Editor's Pick

Charles Shaw / Getty Images
03 September, 2020

On 23 September 1950, the diplomat Ralph Bunche, seen here addressing the 1965 Selma to Montgomery March, was awarded the Nobel Peace Prize. The first black Nobel laureate, Bunche was awarded the prize for his efforts in ending the 1948 Arab–Israeli War.

A valedictorian both at his high school and at the University of California, Los Angeles—where he also played varsity basketball—Bunche worked several jobs to support his education. He earned a scholarship to Harvard and, besides founding the political-science department at Howard University, rose through the ranks of the state department during the Second World War.

Bunche helped create the United Nations and was put in charge of its trusteeship department, before being asked to assist the special committee mediating a settlement in Palestine. When the chief mediator, Folke Bernadotte, was assassinated by Jewish militants on 17 September 1948, Bunche stepped into the role, concluding armistice agreements between Israel and Egypt, Lebanon, Jordan and Syria. He represented the United Nations in conflict hotspots such as Egypt, Cyprus, Kashmir and Yemen; supported decolonisation efforts throughout the world; and became undersecretary general in 1968.
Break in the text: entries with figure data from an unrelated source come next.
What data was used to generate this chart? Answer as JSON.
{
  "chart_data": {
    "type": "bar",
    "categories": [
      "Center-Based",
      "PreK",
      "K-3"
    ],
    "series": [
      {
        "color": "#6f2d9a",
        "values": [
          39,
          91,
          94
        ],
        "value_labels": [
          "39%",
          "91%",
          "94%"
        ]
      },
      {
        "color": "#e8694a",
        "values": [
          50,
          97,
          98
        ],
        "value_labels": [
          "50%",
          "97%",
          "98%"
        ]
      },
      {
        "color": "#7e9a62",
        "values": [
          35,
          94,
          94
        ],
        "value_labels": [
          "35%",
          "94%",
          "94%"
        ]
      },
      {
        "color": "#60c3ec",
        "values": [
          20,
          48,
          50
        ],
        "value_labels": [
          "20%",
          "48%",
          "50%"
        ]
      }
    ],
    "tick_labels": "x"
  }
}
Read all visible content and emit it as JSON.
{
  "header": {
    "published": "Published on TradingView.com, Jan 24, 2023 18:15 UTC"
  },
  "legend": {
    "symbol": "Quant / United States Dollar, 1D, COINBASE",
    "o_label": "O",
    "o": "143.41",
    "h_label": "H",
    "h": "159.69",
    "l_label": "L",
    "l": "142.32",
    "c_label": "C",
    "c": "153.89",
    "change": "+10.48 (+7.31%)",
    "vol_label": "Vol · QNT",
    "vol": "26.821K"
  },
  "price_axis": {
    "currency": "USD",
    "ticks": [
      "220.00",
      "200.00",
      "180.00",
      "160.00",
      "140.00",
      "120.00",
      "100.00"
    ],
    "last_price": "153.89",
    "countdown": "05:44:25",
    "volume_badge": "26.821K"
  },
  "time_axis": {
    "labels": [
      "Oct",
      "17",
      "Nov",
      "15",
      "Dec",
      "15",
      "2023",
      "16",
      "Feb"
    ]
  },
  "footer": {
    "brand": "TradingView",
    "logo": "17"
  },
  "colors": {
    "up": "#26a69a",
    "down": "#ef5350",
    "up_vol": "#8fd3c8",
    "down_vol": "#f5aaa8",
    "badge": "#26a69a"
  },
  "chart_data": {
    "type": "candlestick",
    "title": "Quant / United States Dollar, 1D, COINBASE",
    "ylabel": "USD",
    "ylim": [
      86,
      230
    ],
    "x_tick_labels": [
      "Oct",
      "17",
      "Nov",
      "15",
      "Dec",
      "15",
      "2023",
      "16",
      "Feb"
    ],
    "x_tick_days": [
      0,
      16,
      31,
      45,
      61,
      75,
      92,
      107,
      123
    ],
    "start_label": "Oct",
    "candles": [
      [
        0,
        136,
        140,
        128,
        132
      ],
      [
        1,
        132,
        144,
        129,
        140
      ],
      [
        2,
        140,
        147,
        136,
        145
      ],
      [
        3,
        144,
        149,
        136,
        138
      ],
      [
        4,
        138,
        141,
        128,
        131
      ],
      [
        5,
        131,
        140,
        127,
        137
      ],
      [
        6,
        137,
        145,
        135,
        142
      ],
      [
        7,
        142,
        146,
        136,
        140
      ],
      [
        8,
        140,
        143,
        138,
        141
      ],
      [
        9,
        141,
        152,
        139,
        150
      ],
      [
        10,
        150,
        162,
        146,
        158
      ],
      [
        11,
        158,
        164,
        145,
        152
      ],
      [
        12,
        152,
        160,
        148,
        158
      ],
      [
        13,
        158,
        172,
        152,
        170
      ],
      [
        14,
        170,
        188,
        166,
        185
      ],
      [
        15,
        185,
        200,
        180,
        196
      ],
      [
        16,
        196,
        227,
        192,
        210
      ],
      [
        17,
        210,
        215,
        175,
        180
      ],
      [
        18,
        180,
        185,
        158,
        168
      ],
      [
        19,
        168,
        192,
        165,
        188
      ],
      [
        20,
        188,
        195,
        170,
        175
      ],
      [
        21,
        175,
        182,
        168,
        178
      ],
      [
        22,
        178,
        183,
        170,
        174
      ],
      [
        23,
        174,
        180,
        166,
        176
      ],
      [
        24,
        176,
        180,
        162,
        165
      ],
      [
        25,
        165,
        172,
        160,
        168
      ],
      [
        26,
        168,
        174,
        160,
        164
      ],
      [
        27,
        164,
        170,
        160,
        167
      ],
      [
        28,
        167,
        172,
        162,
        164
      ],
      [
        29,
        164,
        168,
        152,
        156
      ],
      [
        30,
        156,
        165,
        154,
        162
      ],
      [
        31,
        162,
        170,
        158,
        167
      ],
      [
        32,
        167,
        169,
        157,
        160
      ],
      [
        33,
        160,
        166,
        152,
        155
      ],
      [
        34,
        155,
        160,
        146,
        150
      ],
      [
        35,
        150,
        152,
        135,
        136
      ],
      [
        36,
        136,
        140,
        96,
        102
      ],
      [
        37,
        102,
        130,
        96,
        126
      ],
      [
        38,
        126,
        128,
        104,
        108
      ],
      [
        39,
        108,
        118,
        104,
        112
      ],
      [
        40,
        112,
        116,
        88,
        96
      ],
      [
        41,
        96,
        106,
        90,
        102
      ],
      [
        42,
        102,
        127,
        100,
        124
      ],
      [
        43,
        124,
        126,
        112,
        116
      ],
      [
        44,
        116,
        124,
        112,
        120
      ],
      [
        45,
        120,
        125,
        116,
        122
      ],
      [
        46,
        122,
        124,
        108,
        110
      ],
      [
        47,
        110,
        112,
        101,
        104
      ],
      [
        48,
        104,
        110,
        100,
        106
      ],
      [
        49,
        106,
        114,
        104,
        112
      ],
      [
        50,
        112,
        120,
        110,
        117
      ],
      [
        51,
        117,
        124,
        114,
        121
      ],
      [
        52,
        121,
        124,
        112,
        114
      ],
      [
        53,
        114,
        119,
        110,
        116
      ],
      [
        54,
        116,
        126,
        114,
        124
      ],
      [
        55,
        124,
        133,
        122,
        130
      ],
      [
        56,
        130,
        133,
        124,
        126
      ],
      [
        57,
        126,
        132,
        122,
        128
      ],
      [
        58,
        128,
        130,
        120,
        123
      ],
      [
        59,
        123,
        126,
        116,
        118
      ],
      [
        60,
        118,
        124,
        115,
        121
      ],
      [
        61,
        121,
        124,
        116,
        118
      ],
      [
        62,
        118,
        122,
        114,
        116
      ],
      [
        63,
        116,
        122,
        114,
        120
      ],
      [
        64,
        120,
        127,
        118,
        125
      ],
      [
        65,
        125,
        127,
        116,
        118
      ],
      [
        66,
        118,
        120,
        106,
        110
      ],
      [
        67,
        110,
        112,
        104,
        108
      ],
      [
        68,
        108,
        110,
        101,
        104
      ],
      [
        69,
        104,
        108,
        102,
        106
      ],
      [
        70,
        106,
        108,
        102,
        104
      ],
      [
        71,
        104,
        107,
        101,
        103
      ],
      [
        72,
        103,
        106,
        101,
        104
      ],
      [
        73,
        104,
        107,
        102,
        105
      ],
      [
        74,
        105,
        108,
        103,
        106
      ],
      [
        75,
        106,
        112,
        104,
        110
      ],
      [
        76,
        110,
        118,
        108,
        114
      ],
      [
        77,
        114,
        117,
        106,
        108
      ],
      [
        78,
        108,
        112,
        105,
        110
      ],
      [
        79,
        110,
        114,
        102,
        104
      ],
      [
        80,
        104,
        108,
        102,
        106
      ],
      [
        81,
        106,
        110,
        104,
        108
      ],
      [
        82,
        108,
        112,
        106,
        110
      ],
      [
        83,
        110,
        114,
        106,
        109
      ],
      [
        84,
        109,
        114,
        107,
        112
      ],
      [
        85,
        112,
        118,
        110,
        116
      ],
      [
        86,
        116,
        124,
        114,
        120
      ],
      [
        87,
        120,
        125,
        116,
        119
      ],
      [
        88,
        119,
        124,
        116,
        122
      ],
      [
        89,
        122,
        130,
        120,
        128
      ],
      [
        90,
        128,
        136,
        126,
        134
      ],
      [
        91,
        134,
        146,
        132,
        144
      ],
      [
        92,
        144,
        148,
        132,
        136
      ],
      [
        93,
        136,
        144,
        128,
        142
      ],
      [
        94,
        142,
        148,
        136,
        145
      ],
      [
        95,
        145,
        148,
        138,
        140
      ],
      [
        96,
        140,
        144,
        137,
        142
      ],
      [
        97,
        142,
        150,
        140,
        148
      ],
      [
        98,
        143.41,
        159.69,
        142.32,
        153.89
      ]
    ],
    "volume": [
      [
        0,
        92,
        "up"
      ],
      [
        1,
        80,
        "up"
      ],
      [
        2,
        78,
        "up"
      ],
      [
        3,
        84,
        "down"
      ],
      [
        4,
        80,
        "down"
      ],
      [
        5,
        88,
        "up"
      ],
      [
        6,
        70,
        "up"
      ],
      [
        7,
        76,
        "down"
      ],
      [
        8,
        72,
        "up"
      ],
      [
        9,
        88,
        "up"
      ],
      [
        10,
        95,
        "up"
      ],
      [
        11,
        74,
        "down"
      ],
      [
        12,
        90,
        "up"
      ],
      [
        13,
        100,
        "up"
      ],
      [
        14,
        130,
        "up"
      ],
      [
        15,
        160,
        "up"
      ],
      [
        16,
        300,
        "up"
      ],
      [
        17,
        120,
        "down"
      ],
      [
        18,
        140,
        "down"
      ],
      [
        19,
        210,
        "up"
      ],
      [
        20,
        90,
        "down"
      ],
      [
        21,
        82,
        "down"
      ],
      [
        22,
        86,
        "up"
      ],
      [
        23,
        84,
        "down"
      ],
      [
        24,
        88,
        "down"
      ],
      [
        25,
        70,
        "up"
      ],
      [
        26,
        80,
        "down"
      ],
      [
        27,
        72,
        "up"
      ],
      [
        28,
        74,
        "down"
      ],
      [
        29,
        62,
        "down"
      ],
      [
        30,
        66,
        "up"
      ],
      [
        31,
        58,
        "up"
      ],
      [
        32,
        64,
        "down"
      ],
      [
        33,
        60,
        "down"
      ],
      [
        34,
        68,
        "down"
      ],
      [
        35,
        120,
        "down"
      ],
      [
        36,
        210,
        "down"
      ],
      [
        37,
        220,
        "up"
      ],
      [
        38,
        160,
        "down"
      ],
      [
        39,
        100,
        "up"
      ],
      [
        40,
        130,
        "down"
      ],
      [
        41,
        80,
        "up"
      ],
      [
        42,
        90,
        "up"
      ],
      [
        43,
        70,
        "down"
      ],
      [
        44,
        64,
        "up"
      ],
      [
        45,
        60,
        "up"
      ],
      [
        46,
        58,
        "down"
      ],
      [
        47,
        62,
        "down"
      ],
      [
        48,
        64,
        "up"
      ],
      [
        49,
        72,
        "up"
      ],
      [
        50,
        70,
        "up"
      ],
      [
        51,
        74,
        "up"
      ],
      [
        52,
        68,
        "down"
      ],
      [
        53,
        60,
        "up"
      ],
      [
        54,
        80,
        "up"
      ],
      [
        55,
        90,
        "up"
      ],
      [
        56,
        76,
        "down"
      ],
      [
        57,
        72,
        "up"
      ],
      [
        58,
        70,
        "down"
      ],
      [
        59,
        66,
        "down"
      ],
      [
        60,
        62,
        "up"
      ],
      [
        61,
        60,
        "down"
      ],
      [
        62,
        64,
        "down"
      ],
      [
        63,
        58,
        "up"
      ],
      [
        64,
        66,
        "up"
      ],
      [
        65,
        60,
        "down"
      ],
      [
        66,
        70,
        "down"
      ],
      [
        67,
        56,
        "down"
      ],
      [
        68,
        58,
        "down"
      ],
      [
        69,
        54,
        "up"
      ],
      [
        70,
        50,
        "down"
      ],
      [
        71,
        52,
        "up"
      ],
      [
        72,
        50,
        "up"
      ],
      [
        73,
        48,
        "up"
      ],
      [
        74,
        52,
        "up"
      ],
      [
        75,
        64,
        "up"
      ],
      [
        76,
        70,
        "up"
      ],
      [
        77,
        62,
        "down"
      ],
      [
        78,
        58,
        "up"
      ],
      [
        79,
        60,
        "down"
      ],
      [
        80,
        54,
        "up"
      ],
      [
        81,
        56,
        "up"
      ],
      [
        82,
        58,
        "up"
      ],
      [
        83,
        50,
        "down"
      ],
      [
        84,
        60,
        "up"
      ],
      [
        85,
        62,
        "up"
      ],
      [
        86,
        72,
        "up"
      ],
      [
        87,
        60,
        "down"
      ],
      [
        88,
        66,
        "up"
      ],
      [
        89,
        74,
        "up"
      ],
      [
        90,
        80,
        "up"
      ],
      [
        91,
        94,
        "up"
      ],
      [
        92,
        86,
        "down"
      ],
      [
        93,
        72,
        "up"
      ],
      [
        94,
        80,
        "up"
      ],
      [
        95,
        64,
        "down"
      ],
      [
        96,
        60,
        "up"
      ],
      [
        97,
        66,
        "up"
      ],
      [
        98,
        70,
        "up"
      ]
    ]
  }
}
Although he was sometimes criticised by—and critical of—radical black activists, Bunche served on the board of the National Association for the Advancement of Colored People for 22 years and refused an appointment as assistant secretary of state to protest segregated housing in Washington, DC. Through his academic work and in his speeches, he debunked race science and insisted that segregation was incompatible with democracy. “What we are doing here is an all-American attack on an all-American problem,” he said at Montgomery, on 25 March 1965. “In the UN we have known from the beginning that secure foundations for peace in the world can be built only upon the principles and practices of equal rights and status for all peoples, respect and dignity for all men.”